Préfet et Grand Langres : « soutenabilité » urticante
Première rencontre des élus du Pays de Langres pour le préfet, mardi 9 mai. Le président du Grand Langres Jacky Maugras a vanté le dynamisme de la collectivité, liste de projets à l’appui, et hausse de fiscalité associée. Anne Cornet s’est inquiétée de leur soutenabilité.
« On a acheté une balayeuse pour balayer les communes du Grand Langres ». Le président du Grand Langres Jacky Maugras, qui vient de rappeler au préfet Anne Cornet tout ce qu’il revient à la collectivité d’assurer, est allé chercher une illustration pragmatique. Le représentant de l’État réplique, espiègle : le « coup de balai » autour de la cité des remparts, elle ne « comprend pas ». Manière de pointer qu’elle sait que les élus sont contents de la recevoir. Recentrage sur les projets de l’interco’, nombreux… et coûteux. « Si l’on veut tous les réaliser, il faudra forcément augmenter la fiscalité ». Anne Cornet réagit, alarmée des effets sur « les communes infra ». C’est qu’aujourd’hui, l’érosion du pouvoir d’achat, « réelle ou ressentie » contraint à « prendre en compte une logique d’acceptabilité », bref, à « évaluer la soutenabilité par la population et par les communes ». Entendu, Mme le préfet, mais convenez qu’ « à peine 2 € de fiscalité en plus par mois… ». Au total : ce n’est pas la mer à boire. Sauf que le préfet insiste. « On a tous un devoir de dépense juste en matière d’argent public ». Or, les hausses de salaires ne sont pas prévues pour demain. Aussi, merci de dorloter la relation au contribuable, sensible aux dépenses illégitimes. « Le consentement à l’impôt fait partie intégrante de la citoyenneté ». Jacky Maugras paraît interloqué. « Pensez-vous que le prix de deux baguettes de pain en plus par mois est insoutenable ? ». Le préfet revient à son idée, par la face nord : le citoyen ne doit pas avoir le sentiment que l’administration dépense sans légitimité.

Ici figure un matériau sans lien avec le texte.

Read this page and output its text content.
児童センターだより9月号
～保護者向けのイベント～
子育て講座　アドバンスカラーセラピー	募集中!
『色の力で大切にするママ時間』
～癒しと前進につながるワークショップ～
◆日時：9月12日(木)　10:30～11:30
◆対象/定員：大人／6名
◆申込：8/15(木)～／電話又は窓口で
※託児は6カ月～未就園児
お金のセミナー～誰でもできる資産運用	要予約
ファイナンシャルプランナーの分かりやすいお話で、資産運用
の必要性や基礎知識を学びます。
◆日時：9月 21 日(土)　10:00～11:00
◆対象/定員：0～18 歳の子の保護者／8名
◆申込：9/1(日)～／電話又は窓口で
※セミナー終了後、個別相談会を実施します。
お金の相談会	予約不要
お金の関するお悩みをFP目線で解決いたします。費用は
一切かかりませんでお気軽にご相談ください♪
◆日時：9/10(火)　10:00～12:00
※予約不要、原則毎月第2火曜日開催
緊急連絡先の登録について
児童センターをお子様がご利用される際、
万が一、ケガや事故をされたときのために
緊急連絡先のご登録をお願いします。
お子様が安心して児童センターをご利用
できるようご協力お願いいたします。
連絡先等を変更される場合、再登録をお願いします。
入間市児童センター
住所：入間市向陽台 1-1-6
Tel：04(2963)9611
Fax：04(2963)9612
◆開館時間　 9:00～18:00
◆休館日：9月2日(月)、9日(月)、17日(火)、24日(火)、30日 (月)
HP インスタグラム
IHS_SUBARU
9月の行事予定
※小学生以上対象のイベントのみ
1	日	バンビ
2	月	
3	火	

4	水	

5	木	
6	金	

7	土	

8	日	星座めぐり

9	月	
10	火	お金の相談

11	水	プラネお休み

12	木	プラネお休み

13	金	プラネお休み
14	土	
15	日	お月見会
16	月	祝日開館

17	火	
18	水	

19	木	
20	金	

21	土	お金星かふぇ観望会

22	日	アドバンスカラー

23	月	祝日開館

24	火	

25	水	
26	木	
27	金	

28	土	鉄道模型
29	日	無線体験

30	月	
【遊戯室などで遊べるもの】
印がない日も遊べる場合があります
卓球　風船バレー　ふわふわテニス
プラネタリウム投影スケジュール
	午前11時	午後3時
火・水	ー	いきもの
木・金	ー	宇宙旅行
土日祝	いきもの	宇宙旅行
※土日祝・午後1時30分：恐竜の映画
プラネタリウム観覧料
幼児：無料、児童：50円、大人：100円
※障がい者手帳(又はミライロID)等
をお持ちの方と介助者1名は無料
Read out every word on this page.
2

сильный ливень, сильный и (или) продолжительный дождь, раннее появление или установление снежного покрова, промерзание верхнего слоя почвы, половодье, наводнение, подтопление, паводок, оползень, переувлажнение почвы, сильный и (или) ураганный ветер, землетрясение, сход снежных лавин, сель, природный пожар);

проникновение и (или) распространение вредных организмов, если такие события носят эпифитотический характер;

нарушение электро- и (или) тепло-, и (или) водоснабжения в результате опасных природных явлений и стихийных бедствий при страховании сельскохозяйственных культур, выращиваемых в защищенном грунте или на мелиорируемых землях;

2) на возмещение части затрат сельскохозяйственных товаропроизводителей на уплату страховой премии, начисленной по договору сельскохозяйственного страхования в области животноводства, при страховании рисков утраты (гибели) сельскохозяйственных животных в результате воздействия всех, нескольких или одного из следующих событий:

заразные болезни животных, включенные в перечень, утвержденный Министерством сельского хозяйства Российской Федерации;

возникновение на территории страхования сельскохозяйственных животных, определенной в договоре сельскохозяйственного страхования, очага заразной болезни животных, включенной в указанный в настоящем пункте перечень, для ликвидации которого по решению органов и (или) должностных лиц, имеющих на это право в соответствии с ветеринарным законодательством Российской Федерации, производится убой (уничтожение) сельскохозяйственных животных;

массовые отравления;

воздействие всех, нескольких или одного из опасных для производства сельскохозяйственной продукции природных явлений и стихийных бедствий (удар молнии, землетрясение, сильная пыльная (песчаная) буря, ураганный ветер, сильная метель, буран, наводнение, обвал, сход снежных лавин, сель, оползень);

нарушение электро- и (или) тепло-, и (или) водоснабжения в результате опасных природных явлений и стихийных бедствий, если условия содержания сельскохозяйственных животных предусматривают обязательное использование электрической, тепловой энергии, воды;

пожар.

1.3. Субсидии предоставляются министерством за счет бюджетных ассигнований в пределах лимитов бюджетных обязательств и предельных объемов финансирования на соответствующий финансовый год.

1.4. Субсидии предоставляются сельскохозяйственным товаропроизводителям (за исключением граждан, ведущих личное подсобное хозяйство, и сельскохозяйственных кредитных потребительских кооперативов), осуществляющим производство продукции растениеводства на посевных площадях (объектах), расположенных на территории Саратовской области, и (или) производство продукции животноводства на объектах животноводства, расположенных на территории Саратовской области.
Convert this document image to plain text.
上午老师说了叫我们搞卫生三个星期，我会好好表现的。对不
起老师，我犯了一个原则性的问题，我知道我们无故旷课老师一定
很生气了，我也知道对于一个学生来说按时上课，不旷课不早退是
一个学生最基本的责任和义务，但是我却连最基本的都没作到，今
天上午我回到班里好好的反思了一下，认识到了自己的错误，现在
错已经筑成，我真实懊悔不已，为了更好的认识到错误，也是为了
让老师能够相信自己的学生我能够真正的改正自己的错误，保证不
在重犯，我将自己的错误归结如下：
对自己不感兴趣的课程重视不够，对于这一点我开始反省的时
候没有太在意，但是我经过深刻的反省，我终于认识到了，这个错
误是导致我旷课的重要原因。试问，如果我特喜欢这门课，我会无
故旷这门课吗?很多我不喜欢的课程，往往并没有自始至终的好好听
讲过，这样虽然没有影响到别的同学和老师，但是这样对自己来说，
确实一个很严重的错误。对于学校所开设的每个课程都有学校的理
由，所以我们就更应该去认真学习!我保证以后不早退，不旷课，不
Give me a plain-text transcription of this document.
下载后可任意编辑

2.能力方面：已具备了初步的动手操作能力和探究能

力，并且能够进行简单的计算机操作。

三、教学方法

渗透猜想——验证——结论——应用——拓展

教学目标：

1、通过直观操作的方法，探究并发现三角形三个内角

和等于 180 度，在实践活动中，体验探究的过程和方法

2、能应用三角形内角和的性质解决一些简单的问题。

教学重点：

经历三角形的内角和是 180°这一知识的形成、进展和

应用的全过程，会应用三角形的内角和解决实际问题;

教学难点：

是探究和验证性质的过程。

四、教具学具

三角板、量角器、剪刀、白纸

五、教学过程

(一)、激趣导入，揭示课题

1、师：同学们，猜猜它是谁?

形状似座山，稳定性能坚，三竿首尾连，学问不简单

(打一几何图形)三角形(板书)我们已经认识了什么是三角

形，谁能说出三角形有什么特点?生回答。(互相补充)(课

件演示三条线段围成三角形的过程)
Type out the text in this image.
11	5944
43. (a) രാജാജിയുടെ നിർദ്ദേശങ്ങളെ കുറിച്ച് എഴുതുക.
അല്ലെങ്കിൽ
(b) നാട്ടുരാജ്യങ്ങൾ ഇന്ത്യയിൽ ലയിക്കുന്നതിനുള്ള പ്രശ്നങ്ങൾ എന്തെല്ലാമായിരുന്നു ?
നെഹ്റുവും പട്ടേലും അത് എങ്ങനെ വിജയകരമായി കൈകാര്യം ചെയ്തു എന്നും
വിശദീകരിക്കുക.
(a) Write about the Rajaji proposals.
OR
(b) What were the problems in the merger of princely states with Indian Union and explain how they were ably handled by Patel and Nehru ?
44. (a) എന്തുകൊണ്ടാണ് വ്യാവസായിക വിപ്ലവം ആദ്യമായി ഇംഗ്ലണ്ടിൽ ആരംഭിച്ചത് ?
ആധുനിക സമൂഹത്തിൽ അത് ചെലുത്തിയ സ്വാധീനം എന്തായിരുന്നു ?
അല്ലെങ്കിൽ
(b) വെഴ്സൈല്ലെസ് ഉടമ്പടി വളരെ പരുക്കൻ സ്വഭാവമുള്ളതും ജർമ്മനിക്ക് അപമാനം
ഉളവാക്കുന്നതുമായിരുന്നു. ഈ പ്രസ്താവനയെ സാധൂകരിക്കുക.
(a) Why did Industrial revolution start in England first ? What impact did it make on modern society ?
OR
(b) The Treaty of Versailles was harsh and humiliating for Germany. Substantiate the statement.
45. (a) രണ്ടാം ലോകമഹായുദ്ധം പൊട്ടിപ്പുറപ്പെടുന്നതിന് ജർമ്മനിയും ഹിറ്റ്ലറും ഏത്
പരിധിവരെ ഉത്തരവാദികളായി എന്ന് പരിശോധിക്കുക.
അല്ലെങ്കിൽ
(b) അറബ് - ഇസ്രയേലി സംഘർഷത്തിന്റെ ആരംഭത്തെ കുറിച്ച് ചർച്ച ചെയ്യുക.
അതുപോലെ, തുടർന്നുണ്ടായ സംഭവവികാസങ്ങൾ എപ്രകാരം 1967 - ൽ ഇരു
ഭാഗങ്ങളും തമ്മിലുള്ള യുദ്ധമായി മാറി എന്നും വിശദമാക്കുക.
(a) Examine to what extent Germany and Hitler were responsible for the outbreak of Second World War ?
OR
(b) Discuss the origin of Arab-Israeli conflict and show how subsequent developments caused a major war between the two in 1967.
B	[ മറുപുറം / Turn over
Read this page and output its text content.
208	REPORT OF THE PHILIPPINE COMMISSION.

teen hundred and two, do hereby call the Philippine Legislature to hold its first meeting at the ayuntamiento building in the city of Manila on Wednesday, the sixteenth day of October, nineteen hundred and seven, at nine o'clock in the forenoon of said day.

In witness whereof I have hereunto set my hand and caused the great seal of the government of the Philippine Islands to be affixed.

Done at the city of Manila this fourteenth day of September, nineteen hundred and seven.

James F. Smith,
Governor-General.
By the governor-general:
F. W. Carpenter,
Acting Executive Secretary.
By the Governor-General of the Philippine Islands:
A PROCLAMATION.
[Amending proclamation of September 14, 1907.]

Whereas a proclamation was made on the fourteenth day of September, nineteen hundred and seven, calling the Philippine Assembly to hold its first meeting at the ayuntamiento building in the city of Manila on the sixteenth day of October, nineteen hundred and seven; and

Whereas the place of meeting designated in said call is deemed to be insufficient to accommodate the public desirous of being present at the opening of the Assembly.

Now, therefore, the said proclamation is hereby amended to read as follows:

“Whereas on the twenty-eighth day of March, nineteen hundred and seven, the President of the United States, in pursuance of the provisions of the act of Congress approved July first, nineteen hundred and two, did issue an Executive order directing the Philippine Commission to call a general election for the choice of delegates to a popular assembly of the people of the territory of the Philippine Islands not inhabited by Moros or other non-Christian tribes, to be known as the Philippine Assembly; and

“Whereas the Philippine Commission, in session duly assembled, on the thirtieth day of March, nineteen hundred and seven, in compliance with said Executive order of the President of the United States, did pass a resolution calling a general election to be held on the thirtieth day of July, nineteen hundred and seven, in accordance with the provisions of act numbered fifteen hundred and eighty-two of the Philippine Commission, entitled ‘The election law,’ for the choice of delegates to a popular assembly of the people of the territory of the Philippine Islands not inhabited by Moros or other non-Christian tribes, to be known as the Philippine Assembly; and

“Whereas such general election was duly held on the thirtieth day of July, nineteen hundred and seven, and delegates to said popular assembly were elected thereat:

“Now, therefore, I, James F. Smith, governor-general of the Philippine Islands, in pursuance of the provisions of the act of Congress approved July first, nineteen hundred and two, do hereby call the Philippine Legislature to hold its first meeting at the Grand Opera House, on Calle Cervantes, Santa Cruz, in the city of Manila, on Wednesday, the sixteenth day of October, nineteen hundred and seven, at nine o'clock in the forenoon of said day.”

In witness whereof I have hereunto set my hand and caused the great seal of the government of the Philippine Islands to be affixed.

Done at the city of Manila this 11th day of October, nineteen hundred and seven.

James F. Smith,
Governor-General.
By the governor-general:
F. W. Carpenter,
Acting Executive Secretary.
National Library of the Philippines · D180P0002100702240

« Je ne voulais pas casser l’ambiance »
« On a perdu beaucoup de dotations -des recettes- depuis 2012 et on a de nouvelles dépenses… ». C’est le vice-président au développement économique Romary Didier qui monte au front, en soutien du président Maugras. A Val-de-Meuse, commune dont il est maire, il a fallu « malheureusement augmenter les taux », et « les élus ont même voté une baisse de leurs indemnités ». Passe encore sur ce dernier point, retenons plutôt que « chacun fait au mieux » dans sa collectivité. Anne Cornet entend. « Je ne voulais pas casser l’ambiance »… avant de marteler que sa volonté reste de « rappeler qu’il faut être en capacité d’expliquer » ses décisions. Le vice-président aux finances Dominique Thiebaud relaie son homologue. « La dernière fois qu’on a augmenté les impôts, c’était en 2014. On ne le fait pas de gaieté de cœur, mais les gens demandent aussi des services ». Oui, répond Anne Cornet… qui insiste. « Je voulais juste pointer que nous devons être solidaires ». Jacky Maugras se fait à son tour pugnace. « Quand on a des projets, les gens sont contents… et il se trouve qu’on a de plus en plus de compétences ».
Et l’heure de l’apprivoisement sonna
« C’est peu important, mais la courbe commence à s’inverser ». Or, retourner la tendance baissière de la démographie, c’est l’objectif de la réalisation des groupes scolaires de Neuilly-l’Évêque et de Langres. Le vice-président Étienne Perrot voit d’ailleurs un bon signe dans le « plein de travaux » actuel à Langres : si la Ville en engage, ses habitants aussi. Place aux techniciens pour défendre l’opportunité des deux établissements en projet. « Ça donne envie… »… mais le préfet s’inquiète des projections dont les élus disposent sur les effectifs scolaires. Malgré deux fermetures de classe prévues, Anne Cornet reste silencieuse. « Et vous avez des projets pour réutiliser les bâtiments ? ». Oui, dit Étienne Perrot. Même si la réflexion continue. « Et pour l’aire de covoiturage (à Rolampont), quelles sont les destinations des usagers ? ». Chaumont, surtout, et les usagers sont plutôt des étudiants. La discussion stoppe là, l’idée de projets qui pourraient être élaborés au doigt mouillé n’est cette fois pas instillée.
Finie, la phase pendant laquelle on s’est un peu chiffonné le nez ; le temps de l’apprivoisement mutuel va bientôt sonner. Et dès en rejoignant la maison de santé. Ni le préfet ni les élus ne bavardent avec les soignants qui ont déplié des banderoles en faveur de l’hôpital de Langres. Pourtant, la destination de l’impôt a une place centrale dans leurs slogans.